Omnichannel como motor de fidelização
Para o professor e especialista em varejo Ricardo Pastore, da FIA e da ESPM, o movimento segue uma tendência natural das empresas digitais inovadoras, que une o melhor dos dois mundos: a agilidade e escalabilidade do digital com a proximidade e confiança do varejo físico”, afirma.
“No varejo moderno, o consumidor espera uma experiência fluida entre os canais, o chamado modelo omnichannel. A possibilidade de comprar em qualquer canal e receber com a mesma qualidade fortalece a fidelização e amplia o valor percebido da marca”, avalia Pastore.
Farmácias como hubs logísticos
Caso o projeto-piloto se mostre bem-sucedido, a expectativa é que o Mercado Livre adquira outras unidades físicas em diferentes regiões do Brasil. Essas farmácias funcionariam não apenas como pontos de venda e atendimento, mas também como hubs logísticos regionais, aumentando a capilaridade e eficiência nas entregas.
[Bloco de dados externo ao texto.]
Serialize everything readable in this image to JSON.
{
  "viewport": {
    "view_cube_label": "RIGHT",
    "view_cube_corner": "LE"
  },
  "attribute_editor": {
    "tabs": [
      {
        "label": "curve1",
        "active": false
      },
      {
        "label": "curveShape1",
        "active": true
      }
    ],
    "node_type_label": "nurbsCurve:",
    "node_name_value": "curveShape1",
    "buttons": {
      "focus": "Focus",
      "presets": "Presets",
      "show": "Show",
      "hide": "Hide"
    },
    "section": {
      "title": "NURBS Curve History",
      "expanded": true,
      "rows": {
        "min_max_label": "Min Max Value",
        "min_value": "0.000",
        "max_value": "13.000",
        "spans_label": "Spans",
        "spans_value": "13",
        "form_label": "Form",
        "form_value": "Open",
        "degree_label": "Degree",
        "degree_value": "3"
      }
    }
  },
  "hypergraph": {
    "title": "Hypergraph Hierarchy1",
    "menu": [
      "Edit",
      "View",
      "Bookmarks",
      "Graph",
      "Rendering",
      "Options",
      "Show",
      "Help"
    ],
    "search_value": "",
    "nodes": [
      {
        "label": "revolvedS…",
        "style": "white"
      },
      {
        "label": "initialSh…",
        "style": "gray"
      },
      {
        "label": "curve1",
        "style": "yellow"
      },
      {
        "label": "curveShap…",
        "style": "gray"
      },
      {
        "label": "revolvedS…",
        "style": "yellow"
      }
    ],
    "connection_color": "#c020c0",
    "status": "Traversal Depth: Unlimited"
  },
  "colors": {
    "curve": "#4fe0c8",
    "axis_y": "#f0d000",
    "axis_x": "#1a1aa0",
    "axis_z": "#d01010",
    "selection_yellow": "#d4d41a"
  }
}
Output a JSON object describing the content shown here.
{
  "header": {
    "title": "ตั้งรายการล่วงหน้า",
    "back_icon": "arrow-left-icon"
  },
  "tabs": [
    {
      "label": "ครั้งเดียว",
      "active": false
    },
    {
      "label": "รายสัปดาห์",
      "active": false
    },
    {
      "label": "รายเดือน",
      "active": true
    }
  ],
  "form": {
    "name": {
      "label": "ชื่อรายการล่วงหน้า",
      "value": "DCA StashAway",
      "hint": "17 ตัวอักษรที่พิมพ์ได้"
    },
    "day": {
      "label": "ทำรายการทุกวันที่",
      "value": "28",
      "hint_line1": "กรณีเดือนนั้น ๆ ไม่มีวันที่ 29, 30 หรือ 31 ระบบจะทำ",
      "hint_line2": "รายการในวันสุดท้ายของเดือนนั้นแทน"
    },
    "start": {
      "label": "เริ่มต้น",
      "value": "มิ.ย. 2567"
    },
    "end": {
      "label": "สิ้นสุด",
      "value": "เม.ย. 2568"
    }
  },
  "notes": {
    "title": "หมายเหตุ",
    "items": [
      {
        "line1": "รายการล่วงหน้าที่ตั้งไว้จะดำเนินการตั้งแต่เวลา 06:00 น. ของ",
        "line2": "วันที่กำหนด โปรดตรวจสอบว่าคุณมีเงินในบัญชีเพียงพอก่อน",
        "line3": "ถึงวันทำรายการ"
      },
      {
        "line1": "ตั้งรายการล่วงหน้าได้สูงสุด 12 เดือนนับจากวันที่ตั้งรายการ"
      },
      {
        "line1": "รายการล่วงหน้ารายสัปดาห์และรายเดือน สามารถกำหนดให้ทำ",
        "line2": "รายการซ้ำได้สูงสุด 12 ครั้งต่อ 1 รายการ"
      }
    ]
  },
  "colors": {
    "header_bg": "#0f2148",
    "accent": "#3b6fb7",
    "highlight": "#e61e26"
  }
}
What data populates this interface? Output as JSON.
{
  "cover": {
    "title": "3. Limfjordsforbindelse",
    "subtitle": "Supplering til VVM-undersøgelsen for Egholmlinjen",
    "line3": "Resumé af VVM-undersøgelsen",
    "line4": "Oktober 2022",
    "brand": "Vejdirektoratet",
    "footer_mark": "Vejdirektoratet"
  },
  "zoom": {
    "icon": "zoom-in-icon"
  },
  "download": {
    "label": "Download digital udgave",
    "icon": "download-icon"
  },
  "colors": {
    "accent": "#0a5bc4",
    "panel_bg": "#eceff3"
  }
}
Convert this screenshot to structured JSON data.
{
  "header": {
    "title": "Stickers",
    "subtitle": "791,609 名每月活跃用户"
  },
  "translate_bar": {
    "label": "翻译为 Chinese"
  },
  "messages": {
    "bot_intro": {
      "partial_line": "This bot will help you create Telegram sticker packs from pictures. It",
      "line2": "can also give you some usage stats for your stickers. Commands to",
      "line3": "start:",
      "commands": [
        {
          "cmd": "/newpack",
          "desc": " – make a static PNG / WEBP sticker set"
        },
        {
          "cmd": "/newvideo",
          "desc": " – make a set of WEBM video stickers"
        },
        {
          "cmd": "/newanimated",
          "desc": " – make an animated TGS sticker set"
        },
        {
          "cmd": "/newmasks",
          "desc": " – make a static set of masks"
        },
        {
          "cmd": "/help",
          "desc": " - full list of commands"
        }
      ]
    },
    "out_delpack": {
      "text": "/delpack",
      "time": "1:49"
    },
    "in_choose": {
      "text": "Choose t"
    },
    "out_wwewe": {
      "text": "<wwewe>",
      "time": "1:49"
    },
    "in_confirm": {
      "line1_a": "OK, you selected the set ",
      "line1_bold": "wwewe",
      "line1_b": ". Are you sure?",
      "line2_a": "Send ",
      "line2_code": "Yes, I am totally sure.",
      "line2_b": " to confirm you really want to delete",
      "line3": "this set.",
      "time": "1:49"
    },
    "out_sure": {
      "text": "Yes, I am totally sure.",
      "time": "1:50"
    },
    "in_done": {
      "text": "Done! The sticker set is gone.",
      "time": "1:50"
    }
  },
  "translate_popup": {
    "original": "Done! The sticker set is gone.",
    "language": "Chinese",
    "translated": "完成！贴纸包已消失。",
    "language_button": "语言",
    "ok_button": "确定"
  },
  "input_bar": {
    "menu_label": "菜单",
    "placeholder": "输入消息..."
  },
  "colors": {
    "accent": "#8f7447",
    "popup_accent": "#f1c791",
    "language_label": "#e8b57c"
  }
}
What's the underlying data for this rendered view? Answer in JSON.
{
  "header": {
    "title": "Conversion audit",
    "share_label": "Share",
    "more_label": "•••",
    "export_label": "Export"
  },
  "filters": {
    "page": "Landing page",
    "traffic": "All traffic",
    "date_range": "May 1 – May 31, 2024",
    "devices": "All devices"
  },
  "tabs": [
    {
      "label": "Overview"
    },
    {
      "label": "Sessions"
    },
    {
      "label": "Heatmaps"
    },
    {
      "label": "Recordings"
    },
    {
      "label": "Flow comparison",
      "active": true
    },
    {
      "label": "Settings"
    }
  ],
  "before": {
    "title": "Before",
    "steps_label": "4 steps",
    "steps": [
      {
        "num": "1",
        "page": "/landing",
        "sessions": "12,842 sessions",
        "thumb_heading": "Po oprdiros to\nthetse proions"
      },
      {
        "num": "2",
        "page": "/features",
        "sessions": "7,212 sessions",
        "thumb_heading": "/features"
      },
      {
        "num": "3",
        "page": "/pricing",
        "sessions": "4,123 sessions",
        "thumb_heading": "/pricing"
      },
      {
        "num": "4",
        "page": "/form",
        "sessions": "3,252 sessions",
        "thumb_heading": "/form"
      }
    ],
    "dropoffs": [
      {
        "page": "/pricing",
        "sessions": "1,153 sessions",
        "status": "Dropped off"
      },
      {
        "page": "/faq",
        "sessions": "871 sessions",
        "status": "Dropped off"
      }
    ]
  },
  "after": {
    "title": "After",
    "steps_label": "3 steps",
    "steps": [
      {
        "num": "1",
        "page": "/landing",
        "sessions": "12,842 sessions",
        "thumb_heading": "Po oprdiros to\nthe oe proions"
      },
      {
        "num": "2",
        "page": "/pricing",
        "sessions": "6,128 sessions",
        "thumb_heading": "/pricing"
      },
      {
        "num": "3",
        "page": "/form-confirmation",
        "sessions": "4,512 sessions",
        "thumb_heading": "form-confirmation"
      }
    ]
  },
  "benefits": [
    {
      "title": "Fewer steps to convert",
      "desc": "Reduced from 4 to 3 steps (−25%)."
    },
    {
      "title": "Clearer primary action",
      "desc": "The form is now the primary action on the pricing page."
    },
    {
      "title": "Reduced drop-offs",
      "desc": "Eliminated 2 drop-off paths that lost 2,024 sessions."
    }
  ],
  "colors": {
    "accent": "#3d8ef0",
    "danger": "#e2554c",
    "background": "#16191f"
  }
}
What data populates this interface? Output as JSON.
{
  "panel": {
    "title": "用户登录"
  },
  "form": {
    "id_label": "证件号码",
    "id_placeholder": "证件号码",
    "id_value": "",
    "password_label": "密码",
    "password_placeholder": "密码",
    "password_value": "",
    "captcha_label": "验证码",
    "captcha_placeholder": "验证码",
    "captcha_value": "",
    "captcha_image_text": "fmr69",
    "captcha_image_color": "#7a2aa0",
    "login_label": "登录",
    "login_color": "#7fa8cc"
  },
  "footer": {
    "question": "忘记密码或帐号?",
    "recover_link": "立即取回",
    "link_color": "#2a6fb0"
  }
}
“Essa estrutura pode garantir ao Mercado Livre uma vantagem ainda maior na chamada ‘última milha’, aproveitando a proximidade das farmácias com áreas urbanas densas e a crescente demanda por entregas rápidas”, explica Serrentino.
Na visão de Danniela Eiger, analista da XP, a entrada no varejo físico, mesmo que inicialmente limitada — é uma forma inteligente de lidar com a regulação do setor, criando um “mini-centro de distribuição” com cobertura legal.